The more interesting name is Roy Halladay. Philly was just a .500 team last year. Part of that was because of Halladay’s injury as well as games missed from Chase Utley and Ryan Howard. But even if healthy, Howard and Utley aren’t what they once were. And Washington and Atlanta figure to be better than Philly no matter how healthy the Phillies can be.
The tricky thing with Halladay is his contract situation. He has a vesting option for 2014 that gives him a $20MM salary if he pitches 225 innings this year. If he’s not on pace for 225 and the Phillies are out of it, maybe they trade him to get something before he’s a free agent. And if he is on track for 225, maybe they trade him anyway to avoid being the hook for another $20MM.
Chase Utley is also a free agent after the season. This is obviously a very speculative article, but if Utley was healthy, maybe some team would be willing to take on quite a bit of cash in the back half of the season to get both and really make a push.
What teams might make a move and go for it?
The Yankees, Blue Jays, Tigers, Rangers, Angels, Nationals, Reds, Cardinals, Giants and Dodgers strike me as the teams that have both the potential to be in it around the trade deadline and the resources and balls to pull off a deal.
So who needs what?
Of those ten teams, I could see all but the Blue Jays, Angels, and Reds being interested in outfielders.
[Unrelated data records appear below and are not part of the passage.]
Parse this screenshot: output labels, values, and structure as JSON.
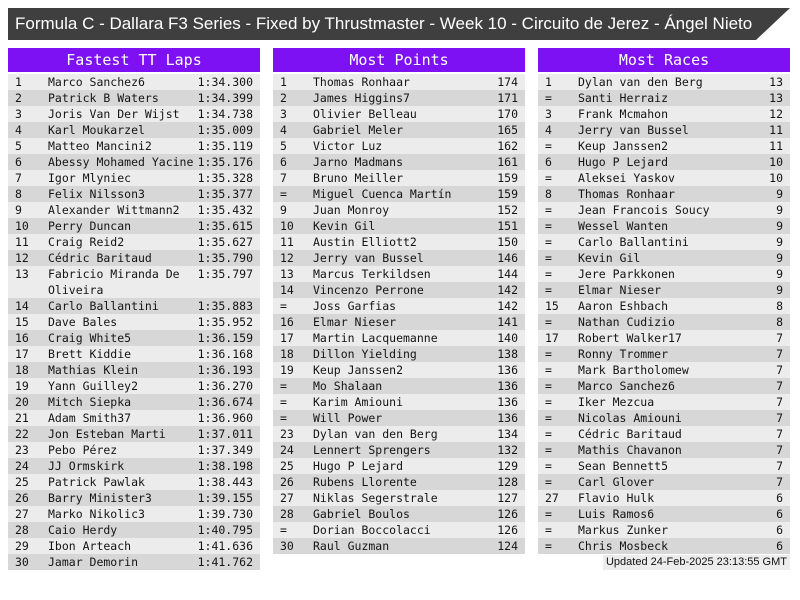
{
  "window": {
    "title": "Formula C - Dallara F3 Series - Fixed by Thrustmaster - Week 10 - Circuito de Jerez - Ángel Nieto"
  },
  "colors": {
    "accent_purple": "#7e11f3",
    "titlebar_gray": "#3f3f3f",
    "row_light": "#ececec",
    "row_dark": "#d7d7d7"
  },
  "footer": {
    "updated": "Updated 24-Feb-2025 23:13:55 GMT"
  },
  "boards": [
    {
      "title": "Fastest TT Laps",
      "rows": [
        {
          "rank": "1",
          "name": "Marco Sanchez6",
          "value": "1:34.300"
        },
        {
          "rank": "2",
          "name": "Patrick B Waters",
          "value": "1:34.399"
        },
        {
          "rank": "3",
          "name": "Joris Van Der Wijst",
          "value": "1:34.738"
        },
        {
          "rank": "4",
          "name": "Karl Moukarzel",
          "value": "1:35.009"
        },
        {
          "rank": "5",
          "name": "Matteo Mancini2",
          "value": "1:35.119"
        },
        {
          "rank": "6",
          "name": "Abessy Mohamed Yacine",
          "value": "1:35.176"
        },
        {
          "rank": "7",
          "name": "Igor Mlyniec",
          "value": "1:35.328"
        },
        {
          "rank": "8",
          "name": "Felix Nilsson3",
          "value": "1:35.377"
        },
        {
          "rank": "9",
          "name": "Alexander Wittmann2",
          "value": "1:35.432"
        },
        {
          "rank": "10",
          "name": "Perry Duncan",
          "value": "1:35.615"
        },
        {
          "rank": "11",
          "name": "Craig Reid2",
          "value": "1:35.627"
        },
        {
          "rank": "12",
          "name": "Cédric Baritaud",
          "value": "1:35.790"
        },
        {
          "rank": "13",
          "name": "Fabricio Miranda De Oliveira",
          "value": "1:35.797"
        },
        {
          "rank": "14",
          "name": "Carlo Ballantini",
          "value": "1:35.883"
        },
        {
          "rank": "15",
          "name": "Dave Bales",
          "value": "1:35.952"
        },
        {
          "rank": "16",
          "name": "Craig White5",
          "value": "1:36.159"
        },
        {
          "rank": "17",
          "name": "Brett Kiddie",
          "value": "1:36.168"
        },
        {
          "rank": "18",
          "name": "Mathias Klein",
          "value": "1:36.193"
        },
        {
          "rank": "19",
          "name": "Yann Guilley2",
          "value": "1:36.270"
        },
        {
          "rank": "20",
          "name": "Mitch Siepka",
          "value": "1:36.674"
        },
        {
          "rank": "21",
          "name": "Adam Smith37",
          "value": "1:36.960"
        },
        {
          "rank": "22",
          "name": "Jon Esteban Marti",
          "value": "1:37.011"
        },
        {
          "rank": "23",
          "name": "Pebo Pérez",
          "value": "1:37.349"
        },
        {
          "rank": "24",
          "name": "JJ Ormskirk",
          "value": "1:38.198"
        },
        {
          "rank": "25",
          "name": "Patrick Pawlak",
          "value": "1:38.443"
        },
        {
          "rank": "26",
          "name": "Barry Minister3",
          "value": "1:39.155"
        },
        {
          "rank": "27",
          "name": "Marko Nikolic3",
          "value": "1:39.730"
        },
        {
          "rank": "28",
          "name": "Caio Herdy",
          "value": "1:40.795"
        },
        {
          "rank": "29",
          "name": "Ibon Arteach",
          "value": "1:41.636"
        },
        {
          "rank": "30",
          "name": "Jamar Demorin",
          "value": "1:41.762"
        }
      ]
    },
    {
      "title": "Most Points",
      "rows": [
        {
          "rank": "1",
          "name": "Thomas Ronhaar",
          "value": "174"
        },
        {
          "rank": "2",
          "name": "James Higgins7",
          "value": "171"
        },
        {
          "rank": "3",
          "name": "Olivier Belleau",
          "value": "170"
        },
        {
          "rank": "4",
          "name": "Gabriel Meler",
          "value": "165"
        },
        {
          "rank": "5",
          "name": "Victor Luz",
          "value": "162"
        },
        {
          "rank": "6",
          "name": "Jarno Madmans",
          "value": "161"
        },
        {
          "rank": "7",
          "name": "Bruno Meiller",
          "value": "159"
        },
        {
          "rank": "=",
          "name": "Miguel Cuenca Martín",
          "value": "159"
        },
        {
          "rank": "9",
          "name": "Juan Monroy",
          "value": "152"
        },
        {
          "rank": "10",
          "name": "Kevin Gil",
          "value": "151"
        },
        {
          "rank": "11",
          "name": "Austin Elliott2",
          "value": "150"
        },
        {
          "rank": "12",
          "name": "Jerry van Bussel",
          "value": "146"
        },
        {
          "rank": "13",
          "name": "Marcus Terkildsen",
          "value": "144"
        },
        {
          "rank": "14",
          "name": "Vincenzo Perrone",
          "value": "142"
        },
        {
          "rank": "=",
          "name": "Joss Garfias",
          "value": "142"
        },
        {
          "rank": "16",
          "name": "Elmar Nieser",
          "value": "141"
        },
        {
          "rank": "17",
          "name": "Martin Lacquemanne",
          "value": "140"
        },
        {
          "rank": "18",
          "name": "Dillon Yielding",
          "value": "138"
        },
        {
          "rank": "19",
          "name": "Keup Janssen2",
          "value": "136"
        },
        {
          "rank": "=",
          "name": "Mo Shalaan",
          "value": "136"
        },
        {
          "rank": "=",
          "name": "Karim Amiouni",
          "value": "136"
        },
        {
          "rank": "=",
          "name": "Will Power",
          "value": "136"
        },
        {
          "rank": "23",
          "name": "Dylan van den Berg",
          "value": "134"
        },
        {
          "rank": "24",
          "name": "Lennert Sprengers",
          "value": "132"
        },
        {
          "rank": "25",
          "name": "Hugo P Lejard",
          "value": "129"
        },
        {
          "rank": "26",
          "name": "Rubens Llorente",
          "value": "128"
        },
        {
          "rank": "27",
          "name": "Niklas Segerstrale",
          "value": "127"
        },
        {
          "rank": "28",
          "name": "Gabriel Boulos",
          "value": "126"
        },
        {
          "rank": "=",
          "name": "Dorian Boccolacci",
          "value": "126"
        },
        {
          "rank": "30",
          "name": "Raul Guzman",
          "value": "124"
        }
      ]
    },
    {
      "title": "Most Races",
      "rows": [
        {
          "rank": "1",
          "name": "Dylan van den Berg",
          "value": "13"
        },
        {
          "rank": "=",
          "name": "Santi Herraiz",
          "value": "13"
        },
        {
          "rank": "3",
          "name": "Frank Mcmahon",
          "value": "12"
        },
        {
          "rank": "4",
          "name": "Jerry van Bussel",
          "value": "11"
        },
        {
          "rank": "=",
          "name": "Keup Janssen2",
          "value": "11"
        },
        {
          "rank": "6",
          "name": "Hugo P Lejard",
          "value": "10"
        },
        {
          "rank": "=",
          "name": "Aleksei Yaskov",
          "value": "10"
        },
        {
          "rank": "8",
          "name": "Thomas Ronhaar",
          "value": "9"
        },
        {
          "rank": "=",
          "name": "Jean Francois Soucy",
          "value": "9"
        },
        {
          "rank": "=",
          "name": "Wessel Wanten",
          "value": "9"
        },
        {
          "rank": "=",
          "name": "Carlo Ballantini",
          "value": "9"
        },
        {
          "rank": "=",
          "name": "Kevin Gil",
          "value": "9"
        },
        {
          "rank": "=",
          "name": "Jere Parkkonen",
          "value": "9"
        },
        {
          "rank": "=",
          "name": "Elmar Nieser",
          "value": "9"
        },
        {
          "rank": "15",
          "name": "Aaron Eshbach",
          "value": "8"
        },
        {
          "rank": "=",
          "name": "Nathan Cudizio",
          "value": "8"
        },
        {
          "rank": "17",
          "name": "Robert Walker17",
          "value": "7"
        },
        {
          "rank": "=",
          "name": "Ronny Trommer",
          "value": "7"
        },
        {
          "rank": "=",
          "name": "Mark Bartholomew",
          "value": "7"
        },
        {
          "rank": "=",
          "name": "Marco Sanchez6",
          "value": "7"
        },
        {
          "rank": "=",
          "name": "Iker Mezcua",
          "value": "7"
        },
        {
          "rank": "=",
          "name": "Nicolas Amiouni",
          "value": "7"
        },
        {
          "rank": "=",
          "name": "Cédric Baritaud",
          "value": "7"
        },
        {
          "rank": "=",
          "name": "Mathis Chavanon",
          "value": "7"
        },
        {
          "rank": "=",
          "name": "Sean Bennett5",
          "value": "7"
        },
        {
          "rank": "=",
          "name": "Carl Glover",
          "value": "7"
        },
        {
          "rank": "27",
          "name": "Flavio Hulk",
          "value": "6"
        },
        {
          "rank": "=",
          "name": "Luis Ramos6",
          "value": "6"
        },
        {
          "rank": "=",
          "name": "Markus Zunker",
          "value": "6"
        },
        {
          "rank": "=",
          "name": "Chris Mosbeck",
          "value": "6"
        }
      ]
    }
  ]
}
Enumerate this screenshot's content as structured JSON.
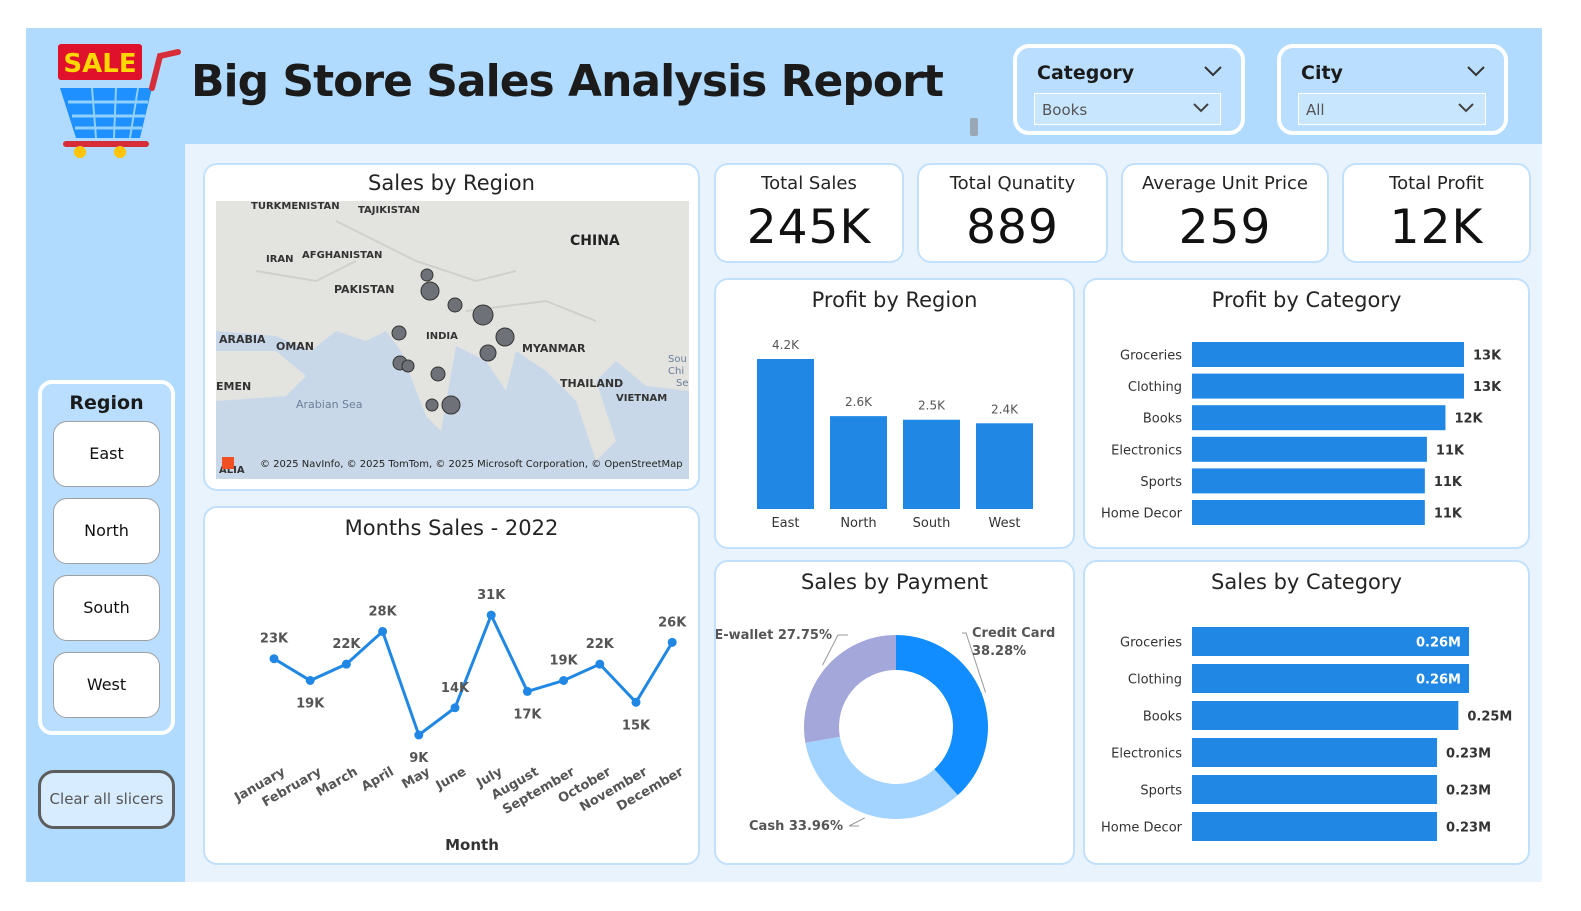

Three of the four outfielders mentioned above were center fielders and the Yankees, Tigers and Dodgers are set in center, so they could be players for Cruz. The other four, the Rangers, Nationals, Cardinals, and Giants could be interested in the center fielders.
Quite obviously, being traded to the Rangers would have the most positive impact for any of the hitters, and going to San Francisco would have the biggest negative impact. Washington and St. Louis both have solid lineups and ballparks that are somewhat neutral, so a trade to one of those teams might not have a huge impact one way or the other.
As for first basemen, the Rangers and Giants seem to have the biggest need at that position. The Yankees could also be in the mix for a DH. Again, Texas and New York would be better for the hitters, and San Francisco would suck.
And pitching, well, everyone needs pitching. If Halladay isn’t on pace for 225 innings but is healthy around the deadline, you’d imagine every team with any resources would be interested. As a fantasy owner, just hope an NL team steps up. Washington, San Francisco and the Dodgers seem like the most likely NL teams to be able to take on his remaining salary.
If Halladay is on pace for 225 and in line for that $20MM in 2014, that will cut down the number of interested parties significantly. The Yankees and Dodgers have the money, and the Angels also strike me as desperate enough to win that they might go for it.
Ultimately, there’s not a ton of fantasy knowledge to be gained by this exercise. Even after trades actually happen we probably imply more of a change in fantasy value than there actually is because the quality of the player has more to do with his value than these other factors we throw into the equation. But just in case you were wondering, those are some guys that might get moved midseason.